Tafsir Jalalain menekankan
bahwa “Iman” yang dihargai Allah SWT, adalah iman yang dibuktikan dengan amal
kebajikan. Itulah iman yang hidup. Sebaliknya Allah SWT tidak menghargai amal
apabila tidak didasarkan pada iman yang benar (iman-tauhid).
Dengan demikian, maka amal
saleh atau perbuatan baik dimaksud adalah sebagai buah atau implementasi dari
keimanan. Maka tidak ada amal saleh tanpa iman. Yang dimaksud amal saleh adalah
segala perbuatan baik yang telah ditentukan oleh agama Allah.
Tafsir Jalalain lebih lanjut
mengemukakan bahwa surga dalam arti bahasa adalah “aman”, termasuk dalam
lingkup pengertian alam gaib (transcendental), tidak diketahui secara persis
hakekatnya oleh indera dan akal manusia, hanya Allah saja yang mengetahuinya.
Yang harus dipercaya, sorga adalah tempat yang penuh kenikmatan (dalam
pengertian rohani dan jasmani) yang disediakan bagi orang-orang yang beriman.
Bentuk kenikmatan itu tidak dapat dibandingkan dengan kenikmatan duniawi.
Penggambaran kenikmatan dalam ayat tersebut diatas bersifat simbolik, agar
dapat dengan mudah dipahamai indera dan akal manusia.

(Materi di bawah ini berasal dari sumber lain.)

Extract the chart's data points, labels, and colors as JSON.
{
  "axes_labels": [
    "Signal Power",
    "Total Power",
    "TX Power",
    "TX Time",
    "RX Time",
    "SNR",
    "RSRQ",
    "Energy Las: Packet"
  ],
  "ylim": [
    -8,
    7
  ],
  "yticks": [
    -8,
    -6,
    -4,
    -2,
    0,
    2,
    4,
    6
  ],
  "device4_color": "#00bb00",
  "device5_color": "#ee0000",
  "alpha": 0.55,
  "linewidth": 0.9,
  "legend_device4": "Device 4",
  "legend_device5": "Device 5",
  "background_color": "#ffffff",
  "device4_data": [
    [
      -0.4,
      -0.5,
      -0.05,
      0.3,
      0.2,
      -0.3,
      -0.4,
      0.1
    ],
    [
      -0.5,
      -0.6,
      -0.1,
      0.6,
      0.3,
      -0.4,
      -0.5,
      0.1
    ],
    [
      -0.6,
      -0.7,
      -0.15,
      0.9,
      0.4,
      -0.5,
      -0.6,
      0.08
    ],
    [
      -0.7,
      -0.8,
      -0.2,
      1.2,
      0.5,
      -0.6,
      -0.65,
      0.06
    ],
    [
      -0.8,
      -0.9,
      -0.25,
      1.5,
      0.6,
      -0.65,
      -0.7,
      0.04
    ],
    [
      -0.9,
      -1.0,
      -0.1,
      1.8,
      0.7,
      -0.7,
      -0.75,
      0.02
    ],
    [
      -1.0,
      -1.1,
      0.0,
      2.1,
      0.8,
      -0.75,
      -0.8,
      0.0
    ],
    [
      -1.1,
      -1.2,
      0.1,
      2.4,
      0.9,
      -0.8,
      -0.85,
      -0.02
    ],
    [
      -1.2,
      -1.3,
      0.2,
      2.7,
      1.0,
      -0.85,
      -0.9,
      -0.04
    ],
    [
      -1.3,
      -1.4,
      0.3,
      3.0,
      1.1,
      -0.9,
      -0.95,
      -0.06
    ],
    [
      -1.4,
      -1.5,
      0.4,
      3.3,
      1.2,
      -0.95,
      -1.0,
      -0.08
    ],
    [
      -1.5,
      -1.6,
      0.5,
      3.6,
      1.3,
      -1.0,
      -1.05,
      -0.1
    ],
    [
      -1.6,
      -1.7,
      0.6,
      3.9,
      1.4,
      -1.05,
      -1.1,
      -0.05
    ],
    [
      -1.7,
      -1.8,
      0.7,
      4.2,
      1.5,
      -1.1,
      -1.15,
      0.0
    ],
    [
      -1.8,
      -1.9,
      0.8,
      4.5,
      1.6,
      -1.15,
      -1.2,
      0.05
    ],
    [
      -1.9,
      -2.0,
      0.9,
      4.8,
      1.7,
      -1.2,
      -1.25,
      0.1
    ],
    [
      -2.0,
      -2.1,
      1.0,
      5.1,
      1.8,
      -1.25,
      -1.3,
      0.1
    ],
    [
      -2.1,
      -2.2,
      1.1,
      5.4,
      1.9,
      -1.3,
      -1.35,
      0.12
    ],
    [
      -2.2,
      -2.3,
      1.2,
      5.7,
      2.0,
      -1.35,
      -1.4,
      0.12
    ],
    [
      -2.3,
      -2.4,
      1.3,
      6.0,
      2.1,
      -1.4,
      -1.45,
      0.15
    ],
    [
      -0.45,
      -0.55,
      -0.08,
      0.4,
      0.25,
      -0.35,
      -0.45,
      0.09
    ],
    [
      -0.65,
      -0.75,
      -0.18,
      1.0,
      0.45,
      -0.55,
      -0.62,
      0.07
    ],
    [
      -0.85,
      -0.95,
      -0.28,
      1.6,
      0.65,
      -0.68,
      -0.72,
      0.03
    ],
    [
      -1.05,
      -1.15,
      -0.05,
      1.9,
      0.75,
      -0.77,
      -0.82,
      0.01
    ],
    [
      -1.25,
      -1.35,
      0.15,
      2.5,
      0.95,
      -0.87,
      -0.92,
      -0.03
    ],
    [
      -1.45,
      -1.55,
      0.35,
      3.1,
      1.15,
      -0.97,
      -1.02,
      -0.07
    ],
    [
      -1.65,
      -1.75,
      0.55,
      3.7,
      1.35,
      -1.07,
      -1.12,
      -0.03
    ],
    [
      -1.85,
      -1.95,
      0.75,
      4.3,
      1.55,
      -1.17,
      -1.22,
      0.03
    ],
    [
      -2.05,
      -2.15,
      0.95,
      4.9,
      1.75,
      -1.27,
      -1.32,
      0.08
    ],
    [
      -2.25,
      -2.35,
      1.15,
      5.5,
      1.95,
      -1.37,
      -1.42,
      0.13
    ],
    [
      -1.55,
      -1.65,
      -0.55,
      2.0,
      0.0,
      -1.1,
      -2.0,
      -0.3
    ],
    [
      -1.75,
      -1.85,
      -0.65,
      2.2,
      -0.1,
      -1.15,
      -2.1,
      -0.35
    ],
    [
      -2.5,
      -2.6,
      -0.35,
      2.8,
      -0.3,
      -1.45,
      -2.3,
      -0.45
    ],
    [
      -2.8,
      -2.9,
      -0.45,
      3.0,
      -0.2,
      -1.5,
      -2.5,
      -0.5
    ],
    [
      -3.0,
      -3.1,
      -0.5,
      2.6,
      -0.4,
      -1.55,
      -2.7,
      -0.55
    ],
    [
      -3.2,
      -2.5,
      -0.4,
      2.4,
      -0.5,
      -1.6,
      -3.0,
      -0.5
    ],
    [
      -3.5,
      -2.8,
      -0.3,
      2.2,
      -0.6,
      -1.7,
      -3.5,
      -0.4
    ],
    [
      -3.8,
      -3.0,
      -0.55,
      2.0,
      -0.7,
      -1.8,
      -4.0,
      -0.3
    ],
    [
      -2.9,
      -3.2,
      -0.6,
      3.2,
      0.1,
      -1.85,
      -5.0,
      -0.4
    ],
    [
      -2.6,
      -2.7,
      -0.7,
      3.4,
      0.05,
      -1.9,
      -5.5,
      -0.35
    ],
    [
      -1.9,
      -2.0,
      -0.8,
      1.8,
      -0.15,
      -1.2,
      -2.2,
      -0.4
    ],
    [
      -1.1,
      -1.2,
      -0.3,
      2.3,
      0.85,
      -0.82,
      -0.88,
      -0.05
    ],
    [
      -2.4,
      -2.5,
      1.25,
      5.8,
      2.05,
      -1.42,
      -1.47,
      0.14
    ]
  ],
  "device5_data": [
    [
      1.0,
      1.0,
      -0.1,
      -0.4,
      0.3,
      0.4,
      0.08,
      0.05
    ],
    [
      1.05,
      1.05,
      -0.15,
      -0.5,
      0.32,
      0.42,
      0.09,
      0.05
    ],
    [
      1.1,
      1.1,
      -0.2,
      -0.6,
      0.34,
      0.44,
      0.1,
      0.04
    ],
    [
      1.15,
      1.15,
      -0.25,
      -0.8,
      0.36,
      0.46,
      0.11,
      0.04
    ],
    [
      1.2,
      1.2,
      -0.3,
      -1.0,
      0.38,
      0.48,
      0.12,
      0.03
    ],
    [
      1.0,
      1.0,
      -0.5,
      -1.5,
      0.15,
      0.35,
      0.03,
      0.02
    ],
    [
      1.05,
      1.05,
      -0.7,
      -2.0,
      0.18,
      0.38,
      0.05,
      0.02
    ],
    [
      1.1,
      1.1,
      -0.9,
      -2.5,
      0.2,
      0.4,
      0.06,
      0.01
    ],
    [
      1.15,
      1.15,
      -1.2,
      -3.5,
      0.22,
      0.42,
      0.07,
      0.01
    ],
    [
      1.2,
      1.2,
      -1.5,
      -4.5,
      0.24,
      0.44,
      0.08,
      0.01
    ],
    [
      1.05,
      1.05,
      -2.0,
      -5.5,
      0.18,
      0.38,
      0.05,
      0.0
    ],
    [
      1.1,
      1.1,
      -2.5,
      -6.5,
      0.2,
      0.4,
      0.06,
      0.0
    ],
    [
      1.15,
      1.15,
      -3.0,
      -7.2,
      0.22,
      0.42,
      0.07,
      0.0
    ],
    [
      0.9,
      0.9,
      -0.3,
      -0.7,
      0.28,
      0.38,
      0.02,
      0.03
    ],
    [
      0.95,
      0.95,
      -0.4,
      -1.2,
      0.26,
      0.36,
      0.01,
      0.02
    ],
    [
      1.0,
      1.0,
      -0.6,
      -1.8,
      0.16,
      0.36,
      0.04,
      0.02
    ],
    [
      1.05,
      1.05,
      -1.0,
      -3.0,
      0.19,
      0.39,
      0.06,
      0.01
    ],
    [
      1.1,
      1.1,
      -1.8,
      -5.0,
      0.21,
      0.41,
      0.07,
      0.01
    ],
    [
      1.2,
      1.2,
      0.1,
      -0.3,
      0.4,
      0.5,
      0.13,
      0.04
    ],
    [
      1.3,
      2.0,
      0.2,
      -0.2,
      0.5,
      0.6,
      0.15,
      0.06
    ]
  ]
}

Oleh karena itu bagi seorang
yang tinggi derajad keimanannya, tidak terlalu memerlukan penggambaran inderawi
tersebut, seperti kata Syaikh Abdul Qodir al-Jaelani dalam Futuh al-Ghoib,
“Siapa yang menginginkan pertemuan dengan Sang Maha Pencipta, maka
tinggalkanlah dunia dan akherat sekaligus, karena keduanya hanyalah ciptaan.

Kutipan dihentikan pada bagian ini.